Schuld währt ewig
Was war der Grund ihres Anrufs? Kennen sie die Selbsthilfegruppe, kennen sie Subvento? Sagen ihnen die Namen Flade und Oberdieck etwas? Was wissen sie über die Todesfälle Lena Meinhardt, Steffi Schünemann und Anne Prokop? Gina, kannst du das mit ein paar Leuten übernehmen?«
»Natürlich.«
»Dass wir die Postkarte im Fall Hasler haben, verdanken wir Alois, der sich durch den Müll des gesamten Hauses gegraben hat.« Dühnfort nickte Alois zu, der kurz von seinem Handy aufblickte und dann weiter an einer SMS schrieb.

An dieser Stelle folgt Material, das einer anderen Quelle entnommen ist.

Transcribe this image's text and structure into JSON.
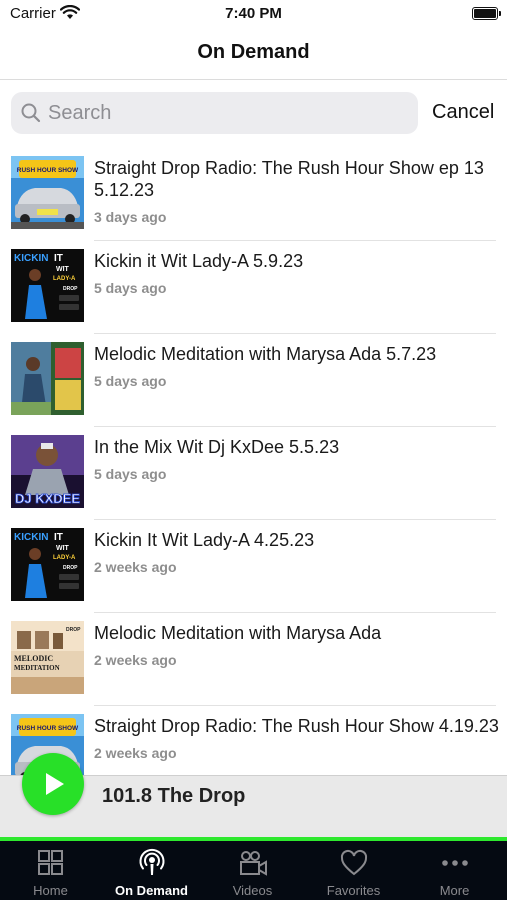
{
  "status_bar": {
    "carrier": "Carrier",
    "time": "7:40 PM"
  },
  "nav": {
    "title": "On Demand"
  },
  "search": {
    "placeholder": "Search",
    "value": "",
    "cancel_label": "Cancel"
  },
  "episodes": [
    {
      "title": "Straight Drop Radio: The Rush Hour Show ep 13 5.12.23",
      "subtitle": "3 days ago",
      "thumb": "rush-hour"
    },
    {
      "title": "Kickin it Wit Lady-A 5.9.23",
      "subtitle": "5 days ago",
      "thumb": "kickin"
    },
    {
      "title": "Melodic Meditation with Marysa Ada 5.7.23",
      "subtitle": "5 days ago",
      "thumb": "melodic-a"
    },
    {
      "title": "In the Mix Wit Dj KxDee 5.5.23",
      "subtitle": "5 days ago",
      "thumb": "kxdee"
    },
    {
      "title": "Kickin It Wit Lady-A 4.25.23",
      "subtitle": "2 weeks ago",
      "thumb": "kickin"
    },
    {
      "title": "Melodic Meditation with Marysa Ada",
      "subtitle": "2 weeks ago",
      "thumb": "melodic-b"
    },
    {
      "title": "Straight Drop Radio: The Rush Hour Show 4.19.23",
      "subtitle": "2 weeks ago",
      "thumb": "rush-hour"
    }
  ],
  "thumb_text": {
    "rush_hour": "RUSH HOUR SHOW",
    "kickin": "KICKIN",
    "kickin_it": "IT",
    "kickin_wit": "WIT",
    "kickin_lady": "LADY-A",
    "drop": "DROP",
    "kxdee": "DJ KXDEE",
    "melodic": "MELODIC",
    "meditation": "MEDITATION"
  },
  "now_playing": {
    "station": "101.8 The Drop"
  },
  "tabs": [
    {
      "label": "Home",
      "icon": "grid-icon",
      "active": false
    },
    {
      "label": "On Demand",
      "icon": "podcast-icon",
      "active": true
    },
    {
      "label": "Videos",
      "icon": "video-camera-icon",
      "active": false
    },
    {
      "label": "Favorites",
      "icon": "heart-icon",
      "active": false
    },
    {
      "label": "More",
      "icon": "ellipsis-icon",
      "active": false
    }
  ],
  "colors": {
    "accent_green": "#28e028",
    "tab_bar_bg": "#050a12",
    "tab_active": "#ffffff",
    "tab_inactive": "#8a8a8e"
  }
}
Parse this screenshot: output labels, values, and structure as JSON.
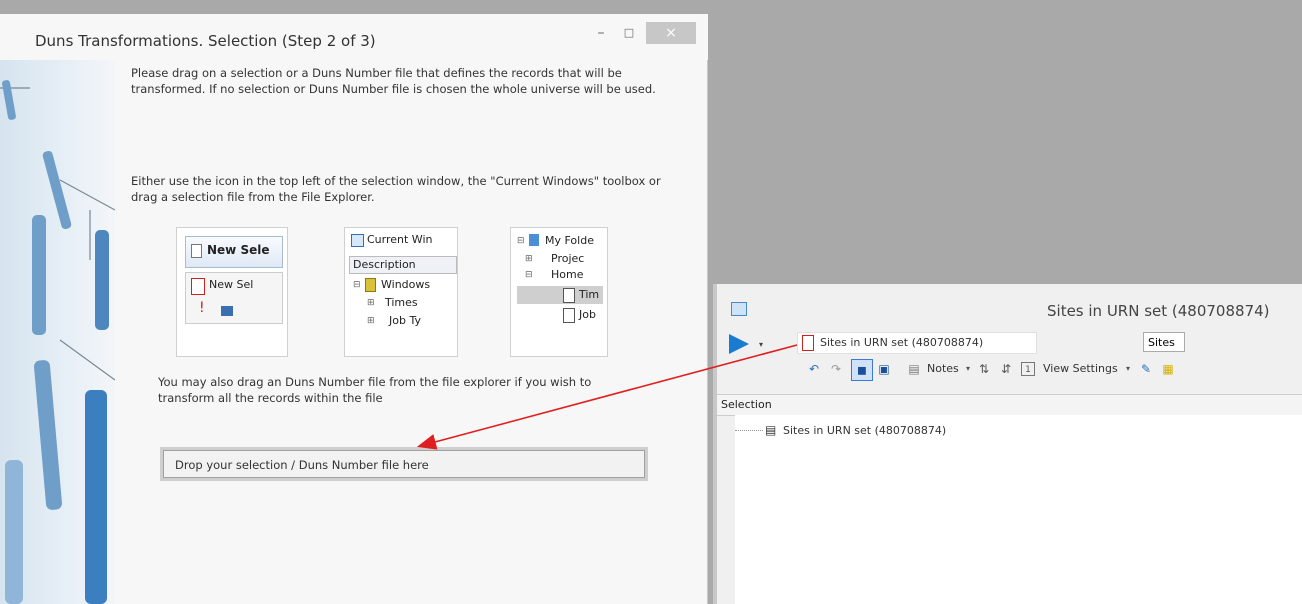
{
  "wizard": {
    "title": "Duns Transformations. Selection (Step 2 of 3)",
    "controls": {
      "minimize": "–",
      "maximize": "□",
      "close": "×"
    },
    "paragraph1": "Please drag on a selection or a Duns Number file that defines the records that will be transformed. If no selection or Duns Number file is chosen the whole universe will be used.",
    "paragraph2": "Either use the icon in the top left of the selection window, the \"Current Windows\" toolbox or drag a selection file from the File Explorer.",
    "paragraph3": "You may also drag an Duns Number file from the file explorer if you wish to transform all the records within the file",
    "drop_zone": "Drop your selection / Duns Number file here",
    "thumbnails": {
      "new_selection": {
        "title": "New Sele",
        "item": "New Sel"
      },
      "current_windows": {
        "title": "Current Win",
        "column": "Description",
        "items": [
          "Windows",
          "Times",
          "Job Ty"
        ]
      },
      "file_explorer": {
        "items": [
          "My Folde",
          "Projec",
          "Home",
          "Tim",
          "Job"
        ]
      }
    }
  },
  "selection_window": {
    "title": "Sites in URN set (480708874)",
    "name_field": "Sites in URN set (480708874)",
    "sites_field": "Sites",
    "toolbar": {
      "notes_label": "Notes",
      "view_settings_label": "View Settings"
    },
    "header": "Selection",
    "tree_item": "Sites in URN set (480708874)"
  },
  "colors": {
    "arrow": "#e02020",
    "accent_blue": "#1a7bd0"
  }
}
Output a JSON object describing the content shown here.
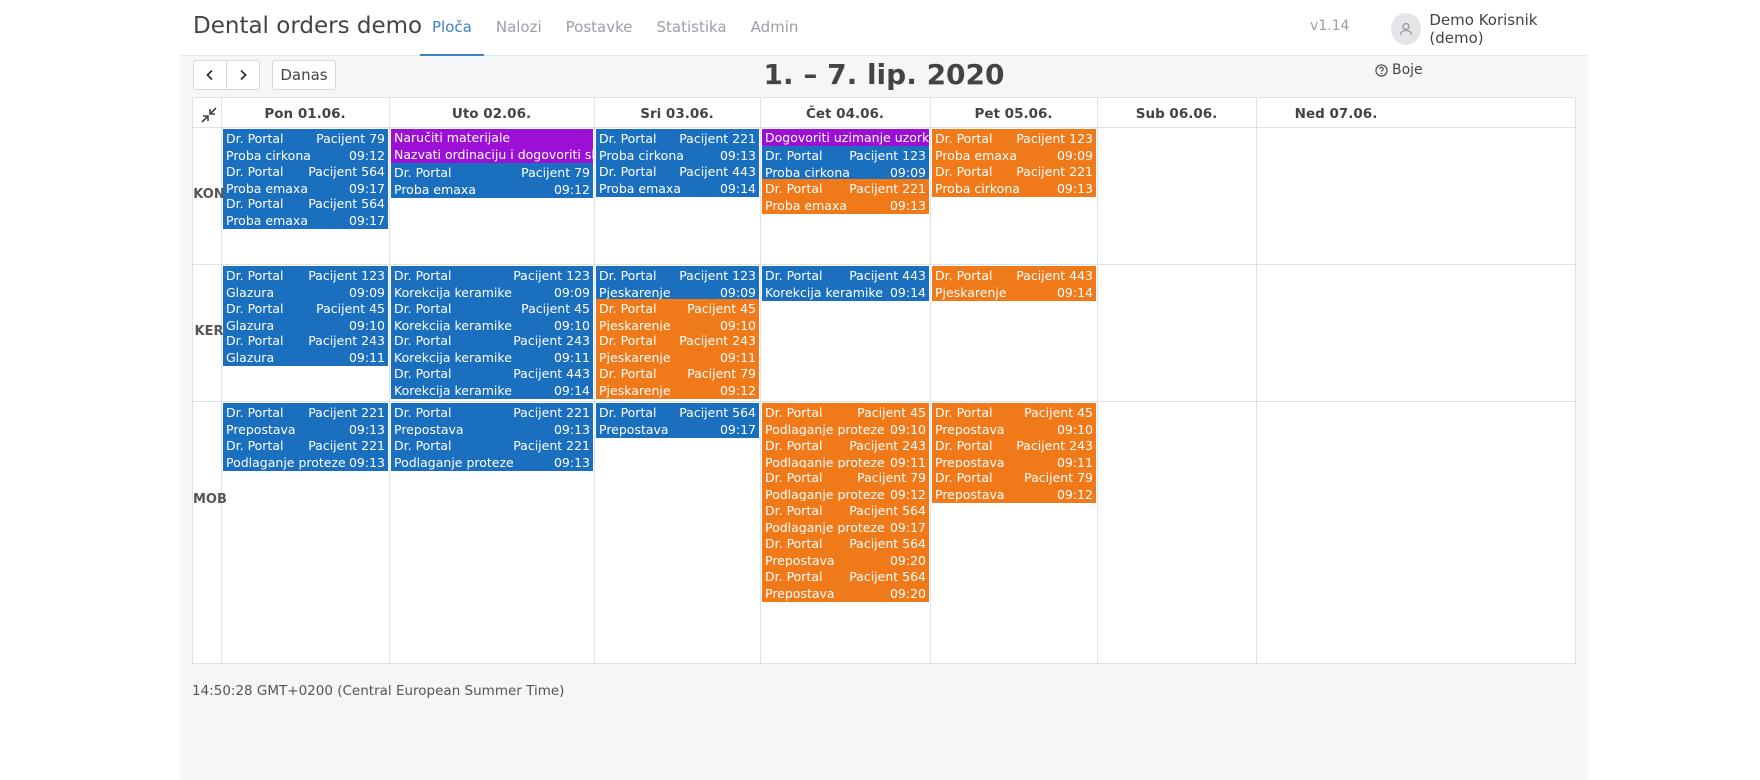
{
  "app": {
    "title": "Dental orders demo",
    "version": "v1.14"
  },
  "nav": [
    {
      "label": "Ploča",
      "active": true
    },
    {
      "label": "Nalozi",
      "active": false
    },
    {
      "label": "Postavke",
      "active": false
    },
    {
      "label": "Statistika",
      "active": false
    },
    {
      "label": "Admin",
      "active": false
    }
  ],
  "user": {
    "name": "Demo Korisnik (demo)",
    "icon": "user-icon"
  },
  "toolbar": {
    "today_label": "Danas",
    "week_title": "1. – 7. lip. 2020",
    "colors_label": "Boje",
    "prev_icon": "chevron-left-icon",
    "next_icon": "chevron-right-icon",
    "help_icon": "question-circle-icon"
  },
  "colors": {
    "blue": "#1a6fbf",
    "orange": "#f07a1a",
    "purple": "#9c10d6",
    "accent": "#3b82c8"
  },
  "days": [
    "Pon 01.06.",
    "Uto 02.06.",
    "Sri 03.06.",
    "Čet 04.06.",
    "Pet 05.06.",
    "Sub 06.06.",
    "Ned 07.06."
  ],
  "rows": [
    {
      "label": "KON",
      "cells": [
        {
          "tasks": [],
          "events": [
            {
              "doctor": "Dr. Portal",
              "patient": "Pacijent 79",
              "work": "Proba cirkona",
              "time": "09:12",
              "color": "blue"
            },
            {
              "doctor": "Dr. Portal",
              "patient": "Pacijent 564",
              "work": "Proba emaxa",
              "time": "09:17",
              "color": "blue"
            },
            {
              "doctor": "Dr. Portal",
              "patient": "Pacijent 564",
              "work": "Proba emaxa",
              "time": "09:17",
              "color": "blue"
            }
          ]
        },
        {
          "tasks": [
            "Naručiti materijale",
            "Nazvati ordinaciju i dogovoriti slikanje"
          ],
          "events": [
            {
              "doctor": "Dr. Portal",
              "patient": "Pacijent 79",
              "work": "Proba emaxa",
              "time": "09:12",
              "color": "blue"
            }
          ]
        },
        {
          "tasks": [],
          "events": [
            {
              "doctor": "Dr. Portal",
              "patient": "Pacijent 221",
              "work": "Proba cirkona",
              "time": "09:13",
              "color": "blue"
            },
            {
              "doctor": "Dr. Portal",
              "patient": "Pacijent 443",
              "work": "Proba emaxa",
              "time": "09:14",
              "color": "blue"
            }
          ]
        },
        {
          "tasks": [
            "Dogovoriti uzimanje uzorka"
          ],
          "events": [
            {
              "doctor": "Dr. Portal",
              "patient": "Pacijent 123",
              "work": "Proba cirkona",
              "time": "09:09",
              "color": "blue"
            },
            {
              "doctor": "Dr. Portal",
              "patient": "Pacijent 221",
              "work": "Proba emaxa",
              "time": "09:13",
              "color": "orange"
            }
          ]
        },
        {
          "tasks": [],
          "events": [
            {
              "doctor": "Dr. Portal",
              "patient": "Pacijent 123",
              "work": "Proba emaxa",
              "time": "09:09",
              "color": "orange"
            },
            {
              "doctor": "Dr. Portal",
              "patient": "Pacijent 221",
              "work": "Proba cirkona",
              "time": "09:13",
              "color": "orange"
            }
          ]
        },
        {
          "tasks": [],
          "events": []
        },
        {
          "tasks": [],
          "events": []
        }
      ]
    },
    {
      "label": "KER",
      "cells": [
        {
          "tasks": [],
          "events": [
            {
              "doctor": "Dr. Portal",
              "patient": "Pacijent 123",
              "work": "Glazura",
              "time": "09:09",
              "color": "blue"
            },
            {
              "doctor": "Dr. Portal",
              "patient": "Pacijent 45",
              "work": "Glazura",
              "time": "09:10",
              "color": "blue"
            },
            {
              "doctor": "Dr. Portal",
              "patient": "Pacijent 243",
              "work": "Glazura",
              "time": "09:11",
              "color": "blue"
            }
          ]
        },
        {
          "tasks": [],
          "events": [
            {
              "doctor": "Dr. Portal",
              "patient": "Pacijent 123",
              "work": "Korekcija keramike",
              "time": "09:09",
              "color": "blue"
            },
            {
              "doctor": "Dr. Portal",
              "patient": "Pacijent 45",
              "work": "Korekcija keramike",
              "time": "09:10",
              "color": "blue"
            },
            {
              "doctor": "Dr. Portal",
              "patient": "Pacijent 243",
              "work": "Korekcija keramike",
              "time": "09:11",
              "color": "blue"
            },
            {
              "doctor": "Dr. Portal",
              "patient": "Pacijent 443",
              "work": "Korekcija keramike",
              "time": "09:14",
              "color": "blue"
            }
          ]
        },
        {
          "tasks": [],
          "events": [
            {
              "doctor": "Dr. Portal",
              "patient": "Pacijent 123",
              "work": "Pjeskarenje",
              "time": "09:09",
              "color": "blue"
            },
            {
              "doctor": "Dr. Portal",
              "patient": "Pacijent 45",
              "work": "Pjeskarenje",
              "time": "09:10",
              "color": "orange"
            },
            {
              "doctor": "Dr. Portal",
              "patient": "Pacijent 243",
              "work": "Pjeskarenje",
              "time": "09:11",
              "color": "orange"
            },
            {
              "doctor": "Dr. Portal",
              "patient": "Pacijent 79",
              "work": "Pjeskarenje",
              "time": "09:12",
              "color": "orange"
            }
          ]
        },
        {
          "tasks": [],
          "events": [
            {
              "doctor": "Dr. Portal",
              "patient": "Pacijent 443",
              "work": "Korekcija keramike",
              "time": "09:14",
              "color": "blue"
            }
          ]
        },
        {
          "tasks": [],
          "events": [
            {
              "doctor": "Dr. Portal",
              "patient": "Pacijent 443",
              "work": "Pjeskarenje",
              "time": "09:14",
              "color": "orange"
            }
          ]
        },
        {
          "tasks": [],
          "events": []
        },
        {
          "tasks": [],
          "events": []
        }
      ]
    },
    {
      "label": "MOB",
      "cells": [
        {
          "tasks": [],
          "events": [
            {
              "doctor": "Dr. Portal",
              "patient": "Pacijent 221",
              "work": "Prepostava",
              "time": "09:13",
              "color": "blue"
            },
            {
              "doctor": "Dr. Portal",
              "patient": "Pacijent 221",
              "work": "Podlaganje proteze",
              "time": "09:13",
              "color": "blue"
            }
          ]
        },
        {
          "tasks": [],
          "events": [
            {
              "doctor": "Dr. Portal",
              "patient": "Pacijent 221",
              "work": "Prepostava",
              "time": "09:13",
              "color": "blue"
            },
            {
              "doctor": "Dr. Portal",
              "patient": "Pacijent 221",
              "work": "Podlaganje proteze",
              "time": "09:13",
              "color": "blue"
            }
          ]
        },
        {
          "tasks": [],
          "events": [
            {
              "doctor": "Dr. Portal",
              "patient": "Pacijent 564",
              "work": "Prepostava",
              "time": "09:17",
              "color": "blue"
            }
          ]
        },
        {
          "tasks": [],
          "events": [
            {
              "doctor": "Dr. Portal",
              "patient": "Pacijent 45",
              "work": "Podlaganje proteze",
              "time": "09:10",
              "color": "orange"
            },
            {
              "doctor": "Dr. Portal",
              "patient": "Pacijent 243",
              "work": "Podlaganje proteze",
              "time": "09:11",
              "color": "orange"
            },
            {
              "doctor": "Dr. Portal",
              "patient": "Pacijent 79",
              "work": "Podlaganje proteze",
              "time": "09:12",
              "color": "orange"
            },
            {
              "doctor": "Dr. Portal",
              "patient": "Pacijent 564",
              "work": "Podlaganje proteze",
              "time": "09:17",
              "color": "orange"
            },
            {
              "doctor": "Dr. Portal",
              "patient": "Pacijent 564",
              "work": "Prepostava",
              "time": "09:20",
              "color": "orange"
            },
            {
              "doctor": "Dr. Portal",
              "patient": "Pacijent 564",
              "work": "Prepostava",
              "time": "09:20",
              "color": "orange"
            }
          ]
        },
        {
          "tasks": [],
          "events": [
            {
              "doctor": "Dr. Portal",
              "patient": "Pacijent 45",
              "work": "Prepostava",
              "time": "09:10",
              "color": "orange"
            },
            {
              "doctor": "Dr. Portal",
              "patient": "Pacijent 243",
              "work": "Prepostava",
              "time": "09:11",
              "color": "orange"
            },
            {
              "doctor": "Dr. Portal",
              "patient": "Pacijent 79",
              "work": "Prepostava",
              "time": "09:12",
              "color": "orange"
            }
          ]
        },
        {
          "tasks": [],
          "events": []
        },
        {
          "tasks": [],
          "events": []
        }
      ]
    }
  ],
  "footer": {
    "time": "14:50:28 GMT+0200 (Central European Summer Time)"
  }
}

»Wie machen wir weiter? Was bei Flade und Martina passt, passt bei der Hasler nicht. Wie findet unser Mann seine Opfer? Zeitungsartikel, Fernsehen, Notarzt, Polizei, Ermittlungsbehörden. Wir haben keine Überschneidungen gefunden. Bis auf Schülke, den Staatsanwalt, der bei Flade und Martina die Ermittlungsverfahren einstellen musste. War er auch in den Fall Hasler involviert?« Gina hatte das überprüfen wollen.
Sie schüttelte den Kopf. »Der Fall Hasler ist nicht auf seinem Tisch gelandet. Und im Fall Flade steht sein Alibi.«
Weshalb ging nichts voran? Arbeiteten sie mit einem falschen Ansatz? »Wem fällt dazu etwas Neues ein?« Dühnfort sah in die Runde.
Gina ergriff das Wort. »Ich frage mich gerade, warum wir eigentlich von ihm sprechen. Schließen wir eine Frau aus?«
Es lag an den Tatausführungen. Frauen mordeten anders. Und aus anderen Motiven. Trotzdem eine gute Frage, dachte Dühnfort.
Heinen erhob sich und trat neben Dühnfort. »Wenn ich kurz dazu etwas sagen darf?«
»Bitte.«
»Das erste Opfer wurde überfahren. Das zweite ertränkt. Dieser Einsatz von brachialer Gewalt ist männertypisch. Martina hat sich verzweifelt gewehrt und wurde dennoch unter Wasser gedrückt. Sie war eine gesunde und kräftige junge Frau, ihr Gegner war ihr körperlich überlegen.
Nur im Mordfall Hasler ist die Waffe eigentlich frauentypisch. Ein Medikament. Das hat in diesem Fall aber keine Bedeutung, die Rückschlüsse auf eine Täterin zulassen. Denn die Mordwaffe ist den Umständen des ursächlichen Unfalls angepasst. Außerdem ist anzunehmen, dass die Frau mit einer Waffe gezwungen wurde, die tödliche Dosis Tabletten zu schlucken. Vermutlich mit einem Messer oder einer Schusswaffe. Das spricht ebenfalls für einen Mann.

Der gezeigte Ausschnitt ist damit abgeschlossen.